4 Conclusions and prospects

The PCA study provided valuable information concerning the relationships between the gasification parameters in an SEG process, the biomass feedstock used and the composition of the outlet gas, indicating which variables had the greatest effect on this composition.

It could be concluded as follows:

  • Five factors explained most of the variance in the PCA analysis. From these factors, the nature of the biomass used had an important role in the SEG process explaining most of the variance in the PCA analysis (44%). The CO and the C2H4 contents in the outlet gas composition were also correlated to this factor although in an opposite way. Samples associated to different biomasses were classified into two main groups so that those biomasses with high volatile matter, C, fixed C, C and H (GS, WP, SP) seemed to promote the formation of CO whereas those with high ash and sulphur contents favoured the C2H4 formation as the case of MSW samples.

  • In relation to gasification parameters, thermal power, average reactor temperature and solid bed temperature, as well as the CaO/C ratio were the variables affecting most the gas outlet composition, highlighting the important role of the sorbent in the gas obtained for a SEG process. An increase of these variables resulted in a decrease of the hydrocarbon composition of the outlet gas (CH4, C2H6, C3H6 and C3H8) and of the tar content.

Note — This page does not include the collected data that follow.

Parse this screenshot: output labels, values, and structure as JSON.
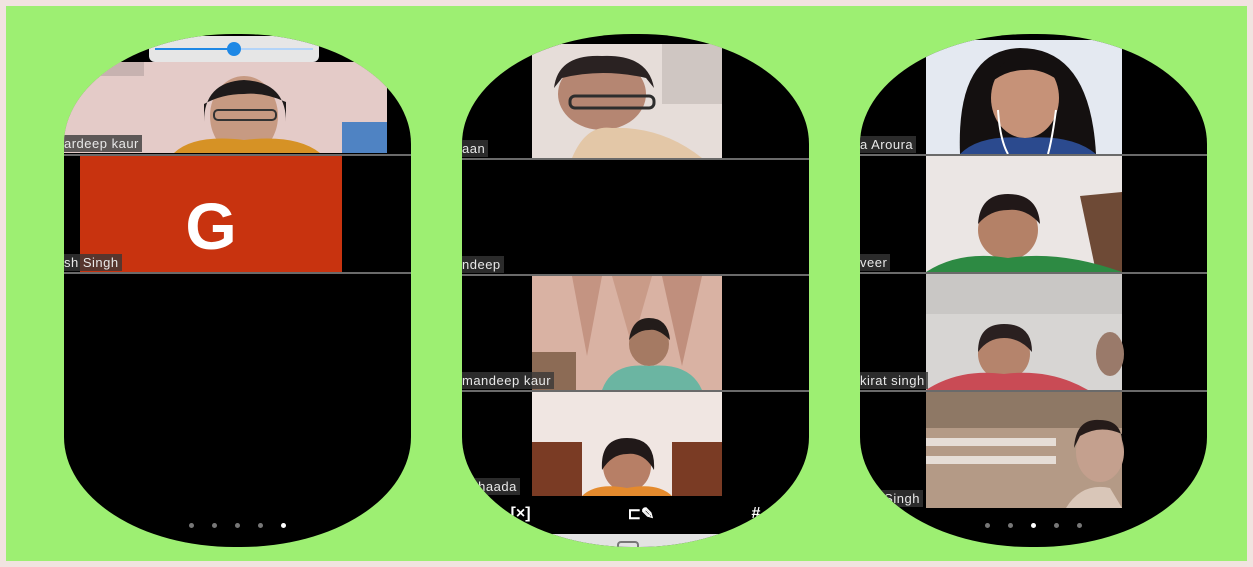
{
  "slider": {
    "level": 0.5
  },
  "phones": [
    {
      "participants": [
        {
          "name": "ardeep kaur"
        },
        {
          "name": "sh Singh",
          "initial": "G"
        }
      ],
      "pager": {
        "count": 5,
        "active_index": 4
      }
    },
    {
      "participants": [
        {
          "name": "aan"
        },
        {
          "name": "ndeep"
        },
        {
          "name": "mandeep kaur"
        },
        {
          "name": "Achaada"
        }
      ],
      "toolbar": [
        {
          "icon": "screen-share-icon",
          "glyph": "[×]"
        },
        {
          "icon": "annotate-icon",
          "glyph": "⊏✎"
        },
        {
          "icon": "hash-icon",
          "glyph": "#"
        }
      ]
    },
    {
      "participants": [
        {
          "name": "a Aroura"
        },
        {
          "name": "veer"
        },
        {
          "name": "kirat singh"
        },
        {
          "name": "irat Singh"
        }
      ],
      "pager": {
        "count": 5,
        "active_index": 2
      }
    }
  ],
  "colors": {
    "background": "#9def72",
    "avatar_tile": "#c8330f",
    "slider_accent": "#1e88e5"
  }
}
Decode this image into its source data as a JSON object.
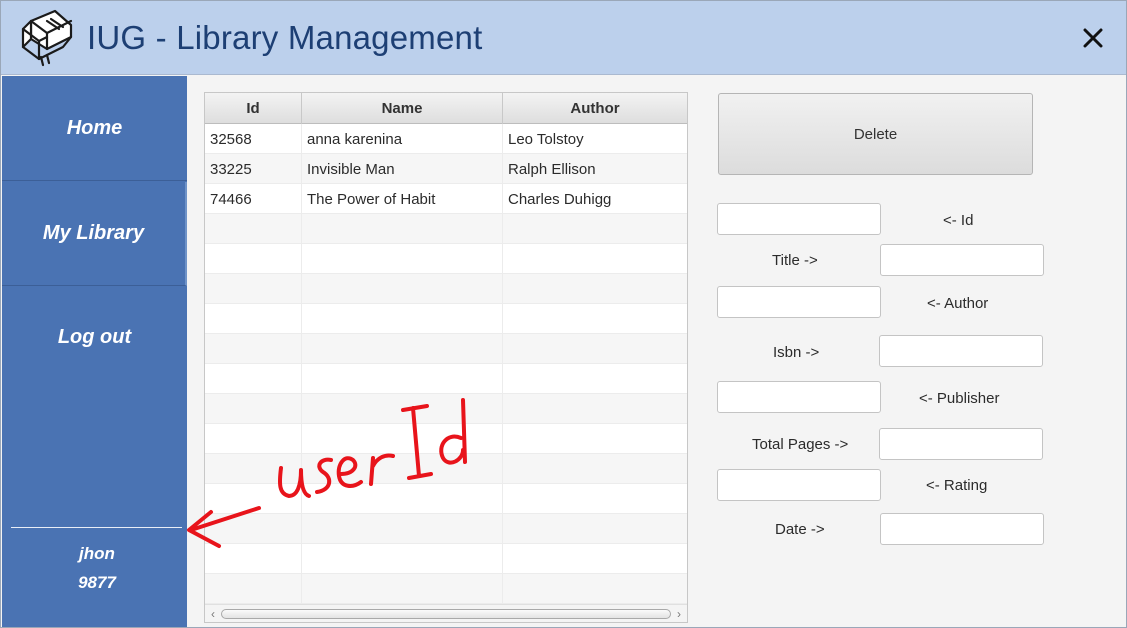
{
  "window": {
    "title": "IUG - Library Management",
    "close_symbol": "✕"
  },
  "sidebar": {
    "items": [
      {
        "label": "Home"
      },
      {
        "label": "My Library"
      },
      {
        "label": "Log out"
      }
    ],
    "user": {
      "name": "jhon",
      "id": "9877"
    }
  },
  "table": {
    "columns": [
      "Id",
      "Name",
      "Author"
    ],
    "rows": [
      [
        "32568",
        "anna karenina",
        "Leo Tolstoy"
      ],
      [
        "33225",
        "Invisible Man",
        "Ralph Ellison"
      ],
      [
        "74466",
        "The Power of Habit",
        "Charles Duhigg"
      ],
      [
        "",
        "",
        ""
      ],
      [
        "",
        "",
        ""
      ],
      [
        "",
        "",
        ""
      ],
      [
        "",
        "",
        ""
      ],
      [
        "",
        "",
        ""
      ],
      [
        "",
        "",
        ""
      ],
      [
        "",
        "",
        ""
      ],
      [
        "",
        "",
        ""
      ],
      [
        "",
        "",
        ""
      ],
      [
        "",
        "",
        ""
      ],
      [
        "",
        "",
        ""
      ],
      [
        "",
        "",
        ""
      ],
      [
        "",
        "",
        ""
      ]
    ]
  },
  "form": {
    "delete_label": "Delete",
    "id_label": "<- Id",
    "title_label": "Title ->",
    "author_label": "<- Author",
    "isbn_label": "Isbn ->",
    "publisher_label": "<- Publisher",
    "total_pages_label": "Total Pages ->",
    "rating_label": "<- Rating",
    "date_label": "Date ->",
    "id_value": "",
    "title_value": "",
    "author_value": "",
    "isbn_value": "",
    "publisher_value": "",
    "total_pages_value": "",
    "rating_value": "",
    "date_value": ""
  },
  "annotation": {
    "text": "user Id",
    "color": "#e8141b"
  },
  "colors": {
    "titlebar": "#bcd0ec",
    "title_text": "#1d3f74",
    "sidebar": "#4a73b3"
  }
}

  • Related to the outlet gas composition, the CH4, C2H6 and collected tar contents were positively correlated between them and found to be negatively correlated to the bed temperature and the CaO/C ratio. C3H6 and the C3H8 were also positively correlated and were mainly dependent on thermal power and negatively associated with the reactor temperature. With regard to C2H4 content, it was mainly affected by the ultimate and proximate composition of the biomass feedstock. In fact, C2H4 content was enhanced for those biomasses with high ash, S and N contents and low volatile matter, fixed C, C, H and O.

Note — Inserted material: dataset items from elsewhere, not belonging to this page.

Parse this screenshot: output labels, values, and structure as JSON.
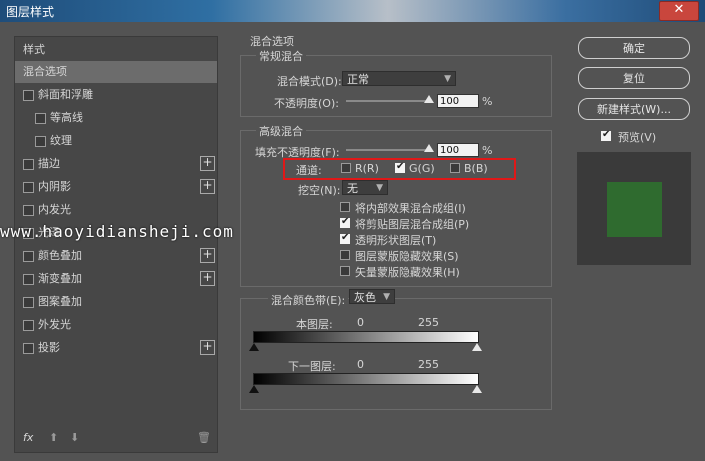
{
  "window": {
    "title": "图层样式",
    "close": "✕"
  },
  "left": {
    "head": "样式",
    "items": [
      {
        "label": "混合选项",
        "kind": "selected"
      },
      {
        "label": "斜面和浮雕",
        "kind": "cb"
      },
      {
        "label": "等高线",
        "kind": "sub"
      },
      {
        "label": "纹理",
        "kind": "sub"
      },
      {
        "label": "描边",
        "kind": "cb",
        "plus": true
      },
      {
        "label": "内阴影",
        "kind": "cb",
        "plus": true
      },
      {
        "label": "内发光",
        "kind": "cb"
      },
      {
        "label": "光泽",
        "kind": "cb"
      },
      {
        "label": "颜色叠加",
        "kind": "cb",
        "plus": true
      },
      {
        "label": "渐变叠加",
        "kind": "cb",
        "plus": true
      },
      {
        "label": "图案叠加",
        "kind": "cb"
      },
      {
        "label": "外发光",
        "kind": "cb"
      },
      {
        "label": "投影",
        "kind": "cb",
        "plus": true
      }
    ],
    "bottom": {
      "fx": "fx",
      "up": "⬆",
      "down": "⬇",
      "trash": "🗑"
    }
  },
  "blend": {
    "section_title": "混合选项",
    "general": {
      "title": "常规混合",
      "mode_label": "混合模式(D):",
      "mode_value": "正常",
      "opacity_label": "不透明度(O):",
      "opacity_value": "100",
      "unit": "%"
    },
    "advanced": {
      "title": "高级混合",
      "fill_label": "填充不透明度(F):",
      "fill_value": "100",
      "unit": "%",
      "channels_label": "通道:",
      "r_label": "R(R)",
      "g_label": "G(G)",
      "b_label": "B(B)",
      "knockout_label": "挖空(N):",
      "knockout_value": "无",
      "options": [
        {
          "label": "将内部效果混合成组(I)",
          "checked": false
        },
        {
          "label": "将剪贴图层混合成组(P)",
          "checked": true
        },
        {
          "label": "透明形状图层(T)",
          "checked": true
        },
        {
          "label": "图层蒙版隐藏效果(S)",
          "checked": false
        },
        {
          "label": "矢量蒙版隐藏效果(H)",
          "checked": false
        }
      ]
    },
    "band": {
      "label": "混合颜色带(E):",
      "value": "灰色",
      "this_layer": "本图层:",
      "underlying": "下一图层:",
      "min": "0",
      "max": "255"
    }
  },
  "right": {
    "ok": "确定",
    "reset": "复位",
    "new_style": "新建样式(W)...",
    "preview_label": "预览(V)"
  },
  "watermark": "www.haoyidiansheji.com",
  "colors": {
    "preview_swatch": "#2f6b2f",
    "highlight": "#e01818"
  }
}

With regard to the PLS analysis, it could be concluded as follows:

  • It was possible to model the CH4 and C2H4 contents as well as the tar content in the outlet gas product with internal and external validation in the range of variables used for the model construction, obtaining good results with overall errors for the prediction between 8 and 26% for these three variables.

  • The main gasification parameters decreasing the formation of CH4 and C2H4 were the temperature and the CaO/C ratio for this SEG installation.

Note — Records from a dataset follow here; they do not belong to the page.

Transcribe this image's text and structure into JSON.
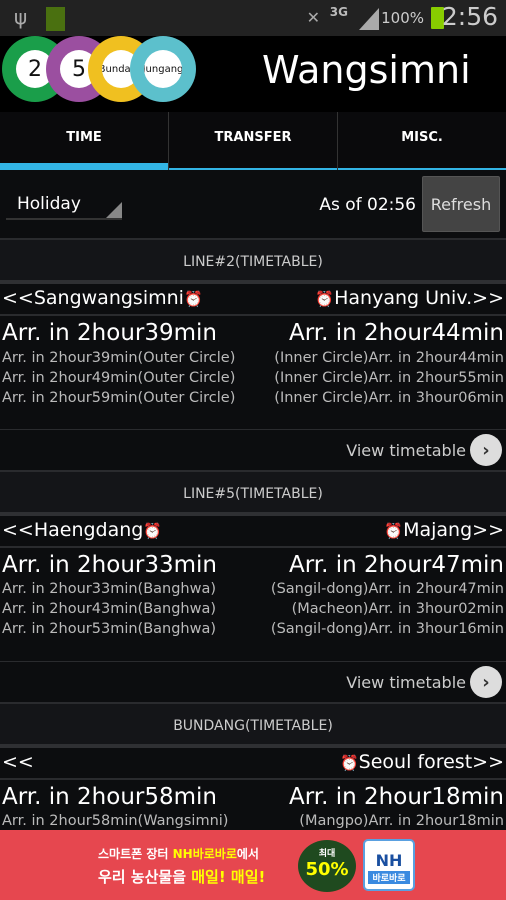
{
  "status": {
    "battery_small": "100%",
    "network": "3G",
    "roaming": "R",
    "battery": "100%",
    "time": "2:56"
  },
  "header": {
    "title": "Wangsimni",
    "lines": [
      {
        "label": "2",
        "color": "#1a9e4a"
      },
      {
        "label": "5",
        "color": "#9b4fa0"
      },
      {
        "label": "Bundang",
        "color": "#f0c020"
      },
      {
        "label": "Jungang",
        "color": "#5cc0cc"
      }
    ]
  },
  "tabs": [
    {
      "label": "TIME",
      "active": true
    },
    {
      "label": "TRANSFER"
    },
    {
      "label": "MISC."
    }
  ],
  "controls": {
    "day_type": "Holiday",
    "as_of": "As of 02:56",
    "refresh": "Refresh"
  },
  "sections": [
    {
      "title": "LINE#2(TIMETABLE)",
      "left_station": "<<Sangwangsimni",
      "right_station": "Hanyang Univ.>>",
      "left_big": "Arr. in 2hour39min",
      "right_big": "Arr. in 2hour44min",
      "left": [
        "Arr. in 2hour39min(Outer Circle)",
        "Arr. in 2hour49min(Outer Circle)",
        "Arr. in 2hour59min(Outer Circle)"
      ],
      "right": [
        "(Inner Circle)Arr. in 2hour44min",
        "(Inner Circle)Arr. in 2hour55min",
        "(Inner Circle)Arr. in 3hour06min"
      ],
      "view": "View timetable"
    },
    {
      "title": "LINE#5(TIMETABLE)",
      "left_station": "<<Haengdang",
      "right_station": "Majang>>",
      "left_big": "Arr. in 2hour33min",
      "right_big": "Arr. in 2hour47min",
      "left": [
        "Arr. in 2hour33min(Banghwa)",
        "Arr. in 2hour43min(Banghwa)",
        "Arr. in 2hour53min(Banghwa)"
      ],
      "right": [
        "(Sangil-dong)Arr. in 2hour47min",
        "(Macheon)Arr. in 3hour02min",
        "(Sangil-dong)Arr. in 3hour16min"
      ],
      "view": "View timetable"
    },
    {
      "title": "BUNDANG(TIMETABLE)",
      "left_station": "<<",
      "right_station": "Seoul forest>>",
      "left_big": "Arr. in 2hour58min",
      "right_big": "Arr. in 2hour18min",
      "left": [
        "Arr. in 2hour58min(Wangsimni)"
      ],
      "right": [
        "(Mangpo)Arr. in 2hour18min"
      ]
    }
  ],
  "ad": {
    "line1_a": "스마트폰 장터 ",
    "line1_b": "NH바로바로",
    "line1_c": "에서",
    "line2_a": "우리 농산물을 ",
    "line2_b": "매일! 매일!",
    "badge_top": "최대",
    "badge": "50%",
    "logo": "NH",
    "logo_sub": "바로바로"
  }
}
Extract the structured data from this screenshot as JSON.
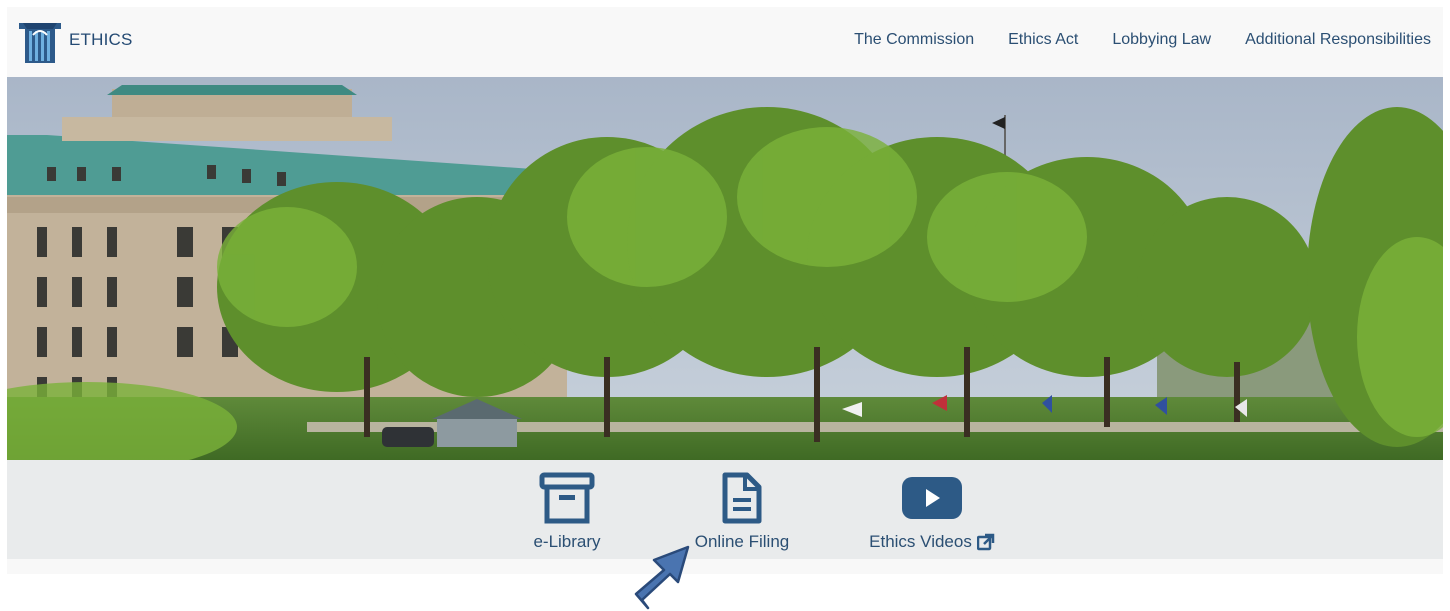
{
  "brand": {
    "name": "ETHICS",
    "logo_icon": "keystone-logo-icon",
    "color": "#244a73"
  },
  "nav": {
    "items": [
      {
        "label": "The Commission"
      },
      {
        "label": "Ethics Act"
      },
      {
        "label": "Lobbying Law"
      },
      {
        "label": "Additional Responsibilities"
      }
    ],
    "color": "#2b4f73"
  },
  "hero": {
    "icon": "capitol-building-photo"
  },
  "quick_links": {
    "items": [
      {
        "label": "e-Library",
        "icon": "archive-box-icon"
      },
      {
        "label": "Online Filing",
        "icon": "document-icon"
      },
      {
        "label": "Ethics Videos",
        "icon": "youtube-play-icon",
        "suffix_icon": "external-link-icon"
      }
    ],
    "icon_color": "#2d5a86",
    "bar_color": "#e9ebec"
  },
  "annotation": {
    "icon": "pointer-arrow-icon",
    "color": "#4a74b0"
  }
}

  • The abatement of the tar content was promoted by high-bed temperature, low thermal power and biomass with high-volatile matter content.

This study constitutes a first approximation to assess the influence of the biomass used, the gasification parameters and the outlet gas composition in a SEG process by multivariate statistical analysis. Furthermore, these results seem to corroborate previous results on biomass gasification taking into account the different reactions involved in the process, where one of the most influential variables on gas composition and tar content was gasification temperature in addition to bed material.

This research has been performed and validated for this SEG experimental installation using CaO as a bed material and steam as gasification agent. The modelling is limited to the range of the experimental conditions shown in this paper and to this particular SEG process. However, these PLS models can be considered as an alive model so that they can be improved by including more experimental data obtained from this experimental installation, i.e. other sorbents and/or gasification agents, biomasses, increasing in this way the accuracy of the models.

It should also be noticed that this modelling has also taken into account the tar content prediction, which is a variable that requires more effort in sampling and analysis of different organic compounds. Nevertheless, and because of the considerable dimensions of this installation, experimental data are time-consuming. Thus, any progress with modelling, no matter how small is, will be really helpful to reduce the number of experiments for scaling this SEG process.